I Voted

Taking time off to vote

BY EDITOR

I Voted

If you happen to work long hours on Election Day, your employer is required to give you time off to vote. You must have at least two hours to vote - if you're normally scheduled to work from poll-open to poll-close, you get two (paid!) hours off at some point during that shift. If you're normally scheduled to work, say, from an hour after poll-open to an hour before poll-close, you get an additional hour (or a two-hour break - it's up to your employer), again paid, to take care of your civic duty.

This only affects you if you don't have any two-hour time to vote outside of regular working hours - if your shift starts at 8 or later or ends at 5 or earlier, you are considered to have enough time to vote.

Here's the statute straight from the horse's mouth:

25-418. Leave allowance for employees to vote; obstruction of voting privilege, penalty.
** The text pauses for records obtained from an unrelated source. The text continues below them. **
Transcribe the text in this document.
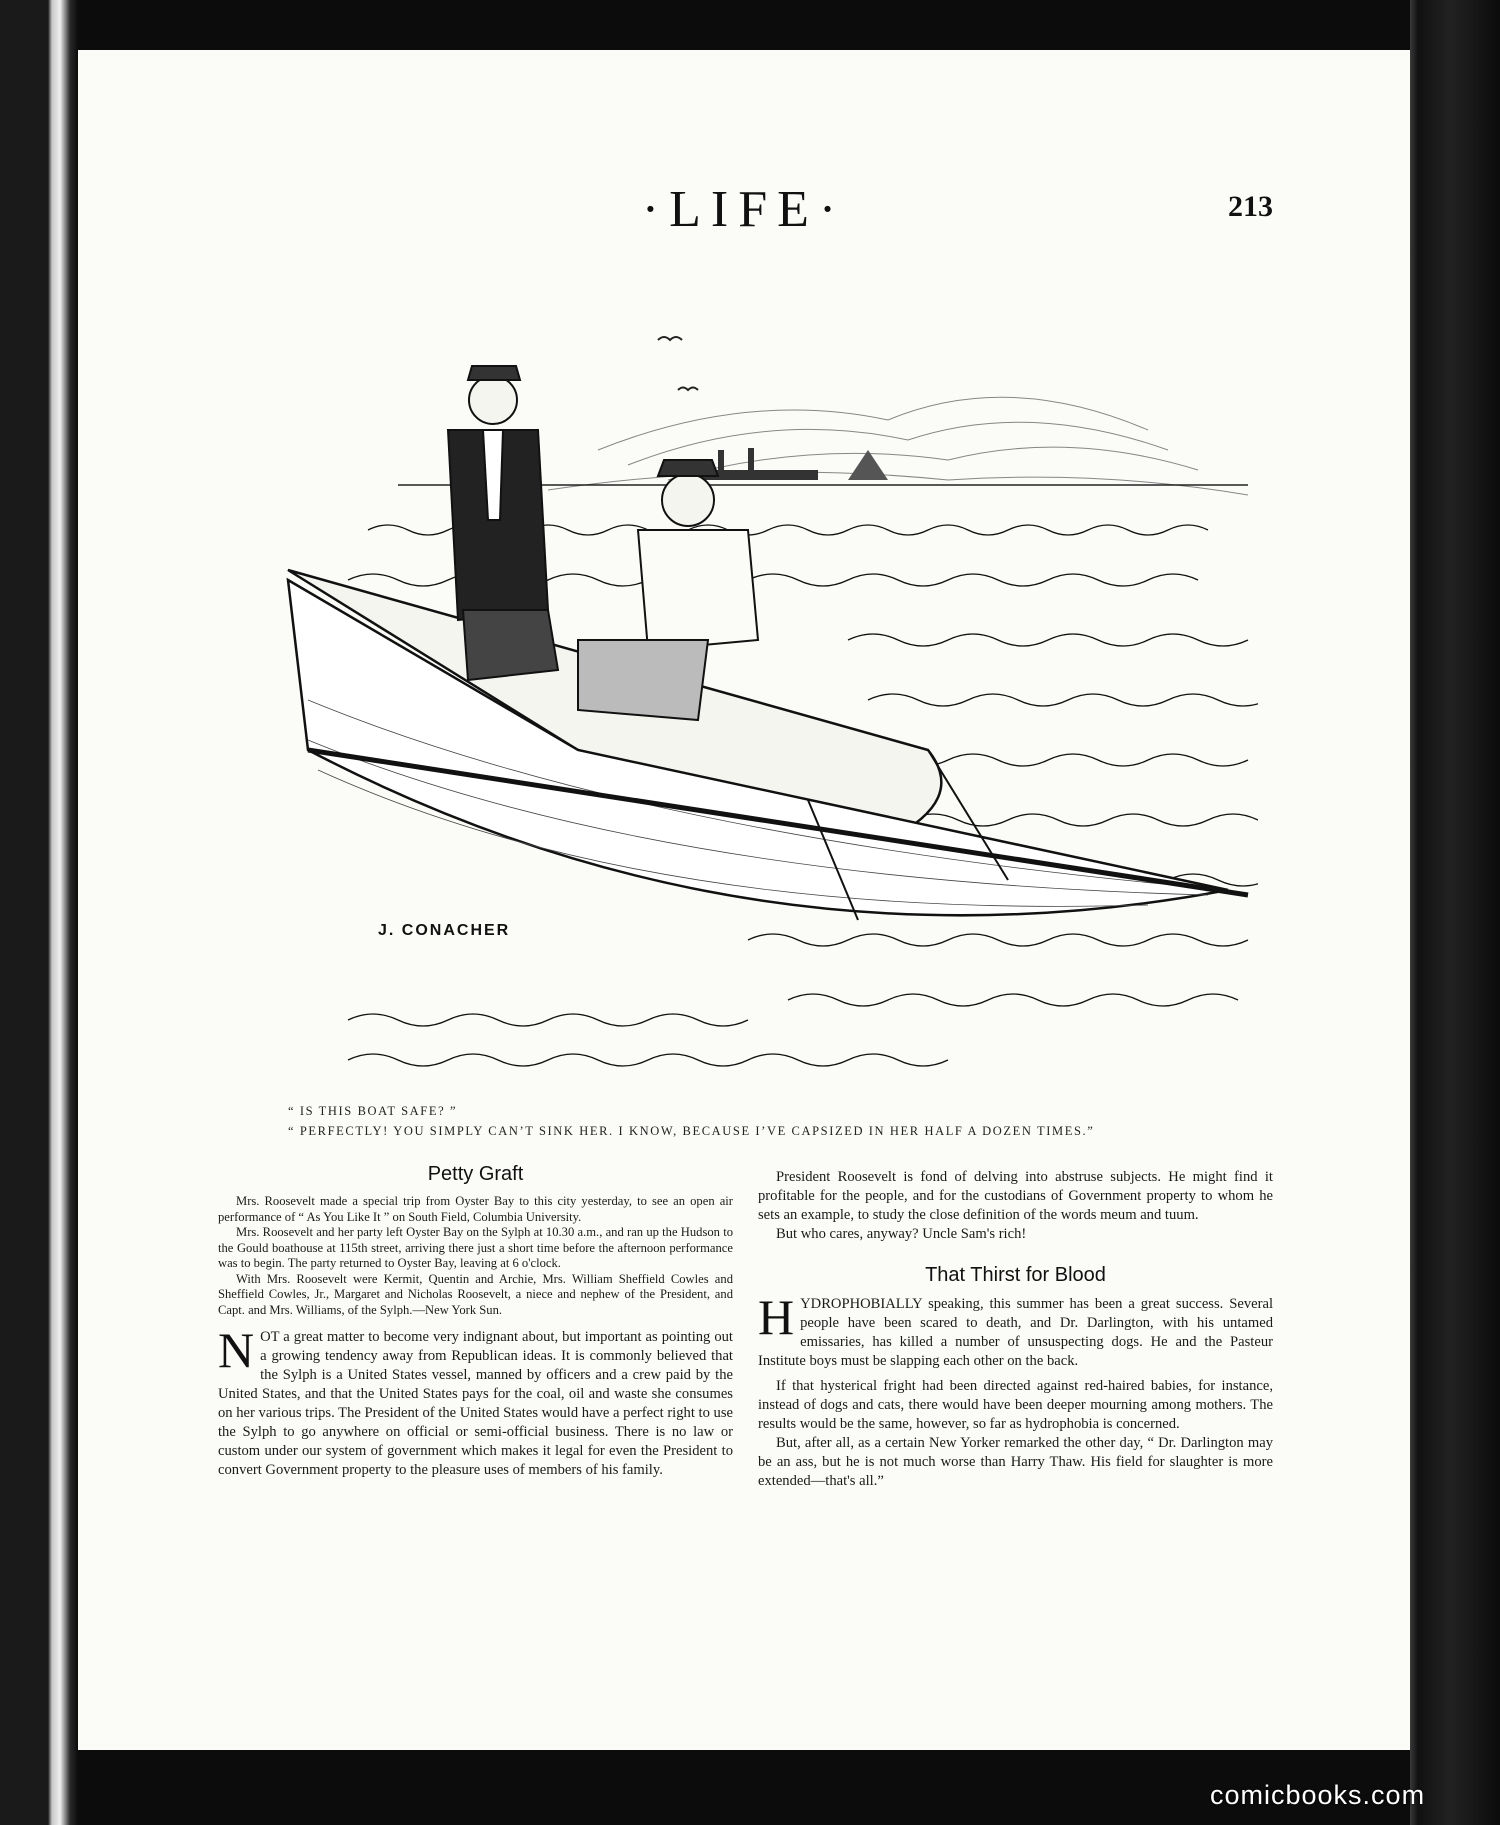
·LIFE·	213
J. CONACHER
“ IS THIS BOAT SAFE? ”
“ PERFECTLY! YOU SIMPLY CAN’T SINK HER. I KNOW, BECAUSE I’VE CAPSIZED IN HER HALF A DOZEN TIMES.”
Petty Graft

Mrs. Roosevelt made a special trip from Oyster Bay to this city yesterday, to see an open air performance of “ As You Like It ” on South Field, Columbia University.

Mrs. Roosevelt and her party left Oyster Bay on the Sylph at 10.30 a.m., and ran up the Hudson to the Gould boathouse at 115th street, arriving there just a short time before the afternoon performance was to begin. The party returned to Oyster Bay, leaving at 6 o'clock.

With Mrs. Roosevelt were Kermit, Quentin and Archie, Mrs. William Sheffield Cowles and Sheffield Cowles, Jr., Margaret and Nicholas Roosevelt, a niece and nephew of the President, and Capt. and Mrs. Williams, of the Sylph.—New York Sun.

N OT a great matter to become very indignant about, but important as pointing out a growing tendency away from Republican ideas. It is commonly believed that the Sylph is a United States vessel, manned by officers and a crew paid by the United States, and that the United States pays for the coal, oil and waste she consumes on her various trips. The President of the United States would have a perfect right to use the Sylph to go anywhere on official or semi-official business. There is no law or custom under our system of government which makes it legal for even the President to convert Government property to the pleasure uses of members of his family.

President Roosevelt is fond of delving into abstruse subjects. He might find it profitable for the people, and for the custodians of Government property to whom he sets an example, to study the close definition of the words meum and tuum.

But who cares, anyway? Uncle Sam's rich!

That Thirst for Blood

H YDROPHOBIALLY speaking, this summer has been a great success. Several people have been scared to death, and Dr. Darlington, with his untamed emissaries, has killed a number of unsuspecting dogs. He and the Pasteur Institute boys must be slapping each other on the back.

If that hysterical fright had been directed against red-haired babies, for instance, instead of dogs and cats, there would have been deeper mourning among mothers. The results would be the same, however, so far as hydrophobia is concerned.

But, after all, as a certain New Yorker remarked the other day, “ Dr. Darlington may be an ass, but he is not much worse than Harry Thaw. His field for slaughter is more extended—that's all.”

comicbooks.com
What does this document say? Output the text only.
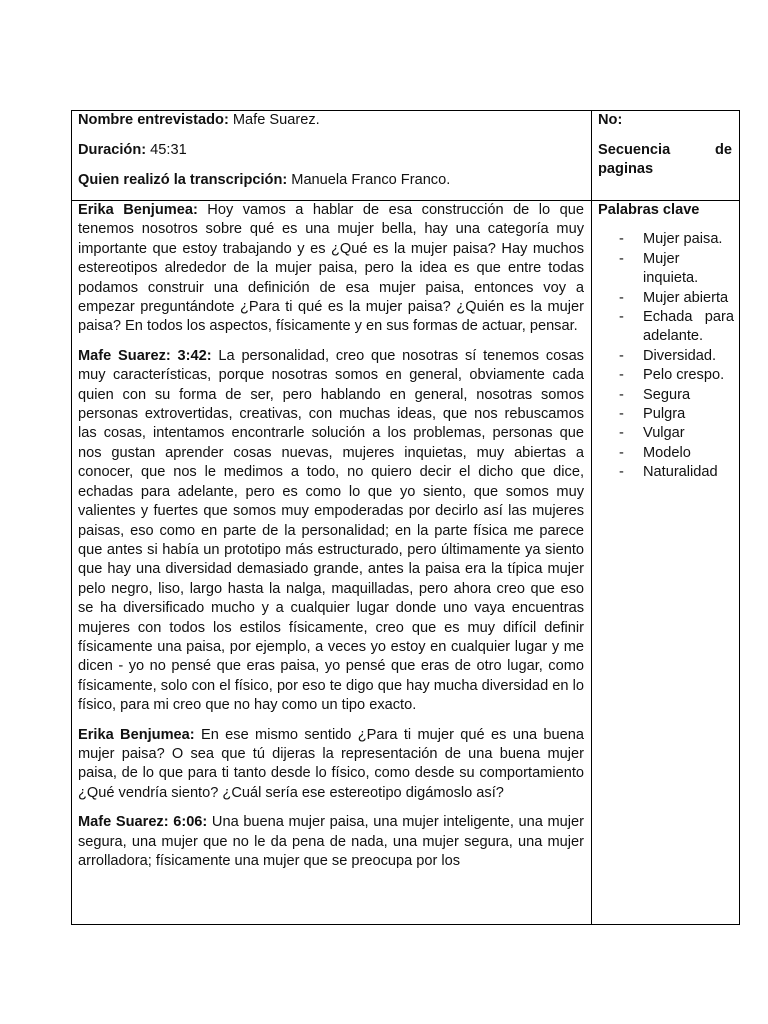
Nombre entrevistado: Mafe Suarez.

Duración: 45:31

Quien realizó la transcripción: Manuela Franco Franco.

No:
Secuencia	de
paginas

Erika Benjumea: Hoy vamos a hablar de esa construcción de lo que tenemos nosotros sobre qué es una mujer bella, hay una categoría muy importante que estoy trabajando y es ¿Qué es la mujer paisa? Hay muchos estereotipos alrededor de la mujer paisa, pero la idea es que entre todas podamos construir una definición de esa mujer paisa, entonces voy a empezar preguntándote ¿Para ti qué es la mujer paisa? ¿Quién es la mujer paisa? En todos los aspectos, físicamente y en sus formas de actuar, pensar.

Mafe Suarez: 3:42: La personalidad, creo que nosotras sí tenemos cosas muy características, porque nosotras somos en general, obviamente cada quien con su forma de ser, pero hablando en general, nosotras somos personas extrovertidas, creativas, con muchas ideas, que nos rebuscamos las cosas, intentamos encontrarle solución a los problemas, personas que nos gustan aprender cosas nuevas, mujeres inquietas, muy abiertas a conocer, que nos le medimos a todo, no quiero decir el dicho que dice, echadas para adelante, pero es como lo que yo siento, que somos muy valientes y fuertes que somos muy empoderadas por decirlo así las mujeres paisas, eso como en parte de la personalidad; en la parte física me parece que antes si había un prototipo más estructurado, pero últimamente ya siento que hay una diversidad demasiado grande, antes la paisa era la típica mujer pelo negro, liso, largo hasta la nalga, maquilladas, pero ahora creo que eso se ha diversificado mucho y a cualquier lugar donde uno vaya encuentras mujeres con todos los estilos físicamente, creo que es muy difícil definir físicamente una paisa, por ejemplo, a veces yo estoy en cualquier lugar y me dicen - yo no pensé que eras paisa, yo pensé que eras de otro lugar, como físicamente, solo con el físico, por eso te digo que hay mucha diversidad en lo físico, para mi creo que no hay como un tipo exacto.

Erika Benjumea: En ese mismo sentido ¿Para ti mujer qué es una buena mujer paisa? O sea que tú dijeras la representación de una buena mujer paisa, de lo que para ti tanto desde lo físico, como desde su comportamiento ¿Qué vendría siento? ¿Cuál sería ese estereotipo digámoslo así?

Mafe Suarez: 6:06: Una buena mujer paisa, una mujer inteligente, una mujer segura, una mujer que no le da pena de nada, una mujer segura, una mujer arrolladora; físicamente una mujer que se preocupa por los

Palabras clave
- Mujer paisa.
- Mujer inquieta.
- Mujer abierta
- Echada para adelante.
- Diversidad.
- Pelo crespo.
- Segura
- Pulgra
- Vulgar
- Modelo
- Naturalidad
Any person entitled to vote at an election conducted by a county election officer in this state shall, on the day of such election, be entitled to absent himself from any service or employment in which he is then engaged or employed for a period of not to exceed two (2) consecutive hours between the time of opening and closing of polls: Provided, That if the polls are open before commencing work or after terminating work but the period of time the polls are so open is less than two (2) consecutive hours, he shall only be entitled to absent himself from such service or employment for such a period of time which, when added to the period of time the polls are so open, will not exceed two hours; and such voter shall not because of so absenting himself be liable to any penalty, nor shall deductions be made, on account of such absence, from his usual salary or wages.

The employer may specify the particular time during the day which said employee may absent himself as aforesaid except such specified time shall not include any time during the regular lunch period.

Obstruction of voting privilege is (a) intentionally obstructing an employee in his or her exercise of voting privilege or (b) imposing a penalty upon an employee exercising his or her voting privilege under this section.

Obstruction of voting privilege is a class A misdemeanor.